The occasional raps of pistols killing off the wounded punctuated the silence. Fred moved, seeking and finding his own bloody victims. Few of the bodies wore his uniform.

They had triumphed. The Party was now both headless and brainless. The New Democrats would have to win the election, and the people would regain control of their lives.

The sirens began screaming in the streets.

“Go now! Run!” As Anna Howe bellowed her final orders, they all turned, not quite stampeding for the open doors. Fred glanced behind him as he ran, and he stopped. Howe was stepping quickly toward the large room’s only other door. Where was she going?

He turned and followed, eager to take a safer route if she knew one.

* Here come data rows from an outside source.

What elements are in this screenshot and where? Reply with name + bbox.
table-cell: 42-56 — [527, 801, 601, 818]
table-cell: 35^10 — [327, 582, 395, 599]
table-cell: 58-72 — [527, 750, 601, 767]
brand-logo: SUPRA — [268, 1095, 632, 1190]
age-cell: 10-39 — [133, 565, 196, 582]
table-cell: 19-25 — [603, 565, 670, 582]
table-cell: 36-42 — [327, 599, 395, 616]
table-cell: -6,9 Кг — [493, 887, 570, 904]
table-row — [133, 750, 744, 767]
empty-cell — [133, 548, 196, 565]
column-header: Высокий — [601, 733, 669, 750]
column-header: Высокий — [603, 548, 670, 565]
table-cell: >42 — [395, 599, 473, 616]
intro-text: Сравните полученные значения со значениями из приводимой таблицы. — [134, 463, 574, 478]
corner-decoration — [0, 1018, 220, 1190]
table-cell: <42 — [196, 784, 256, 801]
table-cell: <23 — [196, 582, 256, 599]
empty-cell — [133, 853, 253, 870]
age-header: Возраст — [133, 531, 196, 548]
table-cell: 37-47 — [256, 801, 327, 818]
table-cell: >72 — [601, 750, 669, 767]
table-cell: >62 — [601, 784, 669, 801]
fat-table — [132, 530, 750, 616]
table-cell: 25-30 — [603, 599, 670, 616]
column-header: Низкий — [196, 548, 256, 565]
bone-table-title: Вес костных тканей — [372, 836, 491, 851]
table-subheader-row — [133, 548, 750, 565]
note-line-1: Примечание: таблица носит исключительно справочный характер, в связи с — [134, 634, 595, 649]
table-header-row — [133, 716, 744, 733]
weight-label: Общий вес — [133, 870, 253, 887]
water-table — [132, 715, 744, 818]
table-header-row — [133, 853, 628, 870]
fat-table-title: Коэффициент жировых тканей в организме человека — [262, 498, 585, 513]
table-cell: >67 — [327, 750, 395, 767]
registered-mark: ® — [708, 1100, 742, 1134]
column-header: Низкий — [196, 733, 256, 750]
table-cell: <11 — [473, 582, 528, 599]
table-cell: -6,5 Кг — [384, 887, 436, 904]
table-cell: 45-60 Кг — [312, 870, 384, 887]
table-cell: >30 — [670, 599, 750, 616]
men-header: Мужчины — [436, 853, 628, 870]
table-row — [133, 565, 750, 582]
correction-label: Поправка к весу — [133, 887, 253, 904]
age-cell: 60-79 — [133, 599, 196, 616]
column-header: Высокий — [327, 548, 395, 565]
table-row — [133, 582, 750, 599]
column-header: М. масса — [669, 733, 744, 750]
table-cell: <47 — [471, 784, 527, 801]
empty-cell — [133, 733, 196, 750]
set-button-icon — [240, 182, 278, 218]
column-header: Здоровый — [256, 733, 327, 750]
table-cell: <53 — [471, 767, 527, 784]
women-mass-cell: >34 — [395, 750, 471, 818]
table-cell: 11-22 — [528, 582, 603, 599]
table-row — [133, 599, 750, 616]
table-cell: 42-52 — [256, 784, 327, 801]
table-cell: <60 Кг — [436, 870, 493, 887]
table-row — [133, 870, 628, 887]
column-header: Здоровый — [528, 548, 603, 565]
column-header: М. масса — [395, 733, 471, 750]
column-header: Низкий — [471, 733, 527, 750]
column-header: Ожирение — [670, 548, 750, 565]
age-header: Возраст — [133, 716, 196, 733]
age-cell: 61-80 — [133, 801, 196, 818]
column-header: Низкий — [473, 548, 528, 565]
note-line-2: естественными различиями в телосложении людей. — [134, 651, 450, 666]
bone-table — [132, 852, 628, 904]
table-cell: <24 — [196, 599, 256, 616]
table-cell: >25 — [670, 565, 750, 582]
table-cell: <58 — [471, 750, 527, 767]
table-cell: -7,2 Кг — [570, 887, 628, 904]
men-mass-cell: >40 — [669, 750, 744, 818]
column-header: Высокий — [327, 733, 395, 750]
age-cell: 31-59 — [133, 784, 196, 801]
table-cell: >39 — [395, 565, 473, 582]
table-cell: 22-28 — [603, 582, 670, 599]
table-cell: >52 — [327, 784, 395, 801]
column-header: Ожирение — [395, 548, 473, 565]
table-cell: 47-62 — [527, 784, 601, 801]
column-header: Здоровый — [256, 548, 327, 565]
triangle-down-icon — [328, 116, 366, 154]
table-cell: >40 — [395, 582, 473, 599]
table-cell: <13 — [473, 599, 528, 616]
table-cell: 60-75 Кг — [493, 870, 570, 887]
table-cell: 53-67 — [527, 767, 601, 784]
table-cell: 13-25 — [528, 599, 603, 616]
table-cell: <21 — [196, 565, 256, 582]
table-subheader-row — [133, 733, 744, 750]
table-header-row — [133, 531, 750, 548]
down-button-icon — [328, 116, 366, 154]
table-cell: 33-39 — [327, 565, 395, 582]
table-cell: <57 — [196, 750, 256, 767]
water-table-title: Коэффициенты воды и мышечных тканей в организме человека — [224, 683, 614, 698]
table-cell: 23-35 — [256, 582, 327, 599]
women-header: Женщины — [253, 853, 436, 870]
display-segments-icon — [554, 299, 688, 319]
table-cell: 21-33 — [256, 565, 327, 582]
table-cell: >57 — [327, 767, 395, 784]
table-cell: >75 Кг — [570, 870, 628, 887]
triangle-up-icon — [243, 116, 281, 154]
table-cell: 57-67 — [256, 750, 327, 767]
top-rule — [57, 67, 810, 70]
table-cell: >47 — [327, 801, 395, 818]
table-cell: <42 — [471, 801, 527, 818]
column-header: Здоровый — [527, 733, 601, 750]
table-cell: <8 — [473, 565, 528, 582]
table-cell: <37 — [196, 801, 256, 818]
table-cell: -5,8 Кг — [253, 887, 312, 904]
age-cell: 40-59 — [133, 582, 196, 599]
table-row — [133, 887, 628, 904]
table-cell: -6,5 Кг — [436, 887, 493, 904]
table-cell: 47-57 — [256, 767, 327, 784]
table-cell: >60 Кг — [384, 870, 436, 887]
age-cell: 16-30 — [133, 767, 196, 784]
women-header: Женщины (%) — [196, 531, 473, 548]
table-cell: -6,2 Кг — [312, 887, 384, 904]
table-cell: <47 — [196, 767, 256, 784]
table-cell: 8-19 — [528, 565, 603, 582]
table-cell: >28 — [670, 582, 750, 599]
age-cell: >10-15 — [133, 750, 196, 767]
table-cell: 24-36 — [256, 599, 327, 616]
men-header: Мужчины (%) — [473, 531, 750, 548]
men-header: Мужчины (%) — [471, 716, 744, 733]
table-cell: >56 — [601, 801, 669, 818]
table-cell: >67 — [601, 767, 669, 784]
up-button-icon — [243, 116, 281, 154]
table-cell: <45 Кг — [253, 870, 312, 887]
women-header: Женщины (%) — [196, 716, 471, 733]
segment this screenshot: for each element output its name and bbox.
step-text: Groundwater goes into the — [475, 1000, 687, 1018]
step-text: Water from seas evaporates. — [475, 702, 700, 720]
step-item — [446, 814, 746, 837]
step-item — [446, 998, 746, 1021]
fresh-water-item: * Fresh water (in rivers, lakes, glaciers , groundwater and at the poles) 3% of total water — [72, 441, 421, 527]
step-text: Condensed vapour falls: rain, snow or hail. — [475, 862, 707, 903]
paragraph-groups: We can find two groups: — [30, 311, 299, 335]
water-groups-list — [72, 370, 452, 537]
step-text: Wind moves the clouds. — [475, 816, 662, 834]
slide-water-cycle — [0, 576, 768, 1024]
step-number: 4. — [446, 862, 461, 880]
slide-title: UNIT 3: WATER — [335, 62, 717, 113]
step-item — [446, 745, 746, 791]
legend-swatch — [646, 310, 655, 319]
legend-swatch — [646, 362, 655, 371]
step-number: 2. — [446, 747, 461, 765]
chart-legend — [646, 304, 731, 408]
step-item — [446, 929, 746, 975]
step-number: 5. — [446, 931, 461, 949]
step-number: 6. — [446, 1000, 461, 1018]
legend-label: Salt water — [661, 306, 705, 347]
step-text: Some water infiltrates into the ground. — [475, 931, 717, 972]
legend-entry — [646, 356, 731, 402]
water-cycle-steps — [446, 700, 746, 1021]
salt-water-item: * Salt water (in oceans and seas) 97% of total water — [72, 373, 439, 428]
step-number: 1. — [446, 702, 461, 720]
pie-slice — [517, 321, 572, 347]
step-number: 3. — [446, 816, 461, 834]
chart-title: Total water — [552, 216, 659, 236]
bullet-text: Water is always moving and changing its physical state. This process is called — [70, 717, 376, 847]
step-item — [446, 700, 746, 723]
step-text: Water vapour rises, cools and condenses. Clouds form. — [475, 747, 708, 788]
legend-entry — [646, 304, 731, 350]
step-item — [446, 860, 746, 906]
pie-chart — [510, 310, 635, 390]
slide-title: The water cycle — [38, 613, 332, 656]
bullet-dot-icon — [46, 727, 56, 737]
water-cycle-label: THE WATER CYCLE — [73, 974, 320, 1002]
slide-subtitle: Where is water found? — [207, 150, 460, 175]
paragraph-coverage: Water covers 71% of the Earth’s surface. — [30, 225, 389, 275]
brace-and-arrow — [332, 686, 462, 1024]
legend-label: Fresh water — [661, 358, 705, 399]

He was only a step behind her when she stepped into the hall and bent. She had not heard him, her hearing dulled, perhaps, by all the recent thunder.

She was helping a burly man to his feet. Fred heard, “The money! Where’s the other half of the money?”

“Drop your gun first,” said the man. She did, and after he stepped on it, he turned and pointed down the hall, “In the first ladies’ room, in a briefcase. It’s all there.”

Fred suddenly felt sick. He recognized the cultivatedly Texan accent of the one man they had railed against most of all.

There would, he knew, be another gun battle. There would be cops in the lower levels, on the street, in the subway. Maria might well wait for him in vain. But it would all be useless anyway. Bowles had found the way to land the presidency for himself and his vision of the Party, riding a wave of popular revulsion and sympathy he, himself, had stirred up.

Fred stiffened, determined. He knew he couldn’t let it all fall through his hands. Not now. The armored suit coat may have saved Ben Bowles from stray shots, but the head was vulnerable, as was Howe’s.

Gunfire echoed in the room behind him as he raised his Uzi. He felt the impacts of heavy slugs, but still he pulled his trigger even as he fell, and hoped the shots were destined to be true.